Как будто труба, цементная, лежащая труба, и он застрял в ней среди синего цвета, захлестнувшего голову, золотые разряды в темноте, и смутные образы, притянутые застрявшей силой. Рывки. Угасание.
На углу торговой улицы, ведущей к рынку, ветер носит пакеты, мусор закручивает в спирали. За темными тянущимися кварталами частных домов огоньки далекого города, бесконечно отодвигающиеся, призрачные, ускользающие, будто бы это маяки в ночи, эхо-очаги выстраданного и теперь охраняемого тепла, но на самом деле источники освещают декорации которые просто становятся более видными, подчеркивая полноту отделенности.

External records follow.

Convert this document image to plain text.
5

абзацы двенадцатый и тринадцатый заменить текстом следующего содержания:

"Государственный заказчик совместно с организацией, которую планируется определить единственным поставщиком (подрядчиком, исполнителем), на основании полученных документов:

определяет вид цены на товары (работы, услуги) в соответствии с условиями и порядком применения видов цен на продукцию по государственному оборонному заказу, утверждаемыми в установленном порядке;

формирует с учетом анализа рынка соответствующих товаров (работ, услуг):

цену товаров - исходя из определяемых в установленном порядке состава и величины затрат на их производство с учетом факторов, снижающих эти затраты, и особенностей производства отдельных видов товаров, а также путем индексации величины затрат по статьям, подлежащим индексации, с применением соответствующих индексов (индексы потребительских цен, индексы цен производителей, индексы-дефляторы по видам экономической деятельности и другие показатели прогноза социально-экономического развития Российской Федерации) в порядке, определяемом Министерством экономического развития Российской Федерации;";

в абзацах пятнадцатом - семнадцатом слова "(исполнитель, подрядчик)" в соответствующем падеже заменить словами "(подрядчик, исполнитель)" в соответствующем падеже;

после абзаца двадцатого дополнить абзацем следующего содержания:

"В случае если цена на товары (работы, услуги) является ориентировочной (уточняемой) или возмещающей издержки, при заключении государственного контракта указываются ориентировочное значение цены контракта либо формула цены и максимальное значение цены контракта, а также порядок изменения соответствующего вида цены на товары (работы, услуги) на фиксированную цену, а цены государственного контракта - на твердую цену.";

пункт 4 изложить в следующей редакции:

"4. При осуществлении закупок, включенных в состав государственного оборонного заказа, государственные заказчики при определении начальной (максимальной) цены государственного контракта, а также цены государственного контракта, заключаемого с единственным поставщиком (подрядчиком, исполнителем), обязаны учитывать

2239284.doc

С дырою каждое зеркало. В двери лежат стекла, листья. Мои иллюзии могут длиться декады.
От входа вдоль стен, по часовой стрелке. Лишь в самую последнюю очередь, с явной неохотой, открытый всем ветрам центр. Не очень надолго.
Длинный-длинный коридор военного госпиталя, последнего этажа, где палаты теперь прикидывались квартирами, коридор такой длинный, зеленоватый, с желтой плиткой под ногами, как будто бы изгибался на середине, желая прорвать идущего, на самом деле, это были просто некоторые грехи строительства, а может быть нет, и он глядел в подсобке, где хранились отдающие спиртом эфиры, с подоконника, курил, наблюдал, как стая голубей медленно-медленно оттачивает сложнейшие математические фигуры, и как дым в них вмешивается, образуя практически изоморфные закручивающиеся спирали, растворяющиеся в ничто, и утро слепило абсолютной голубизной, и белый свет падал на камень домов напротив, и он так остро, так чисто, почувствовал боль в основе всего, возможно, у нее были другие названия.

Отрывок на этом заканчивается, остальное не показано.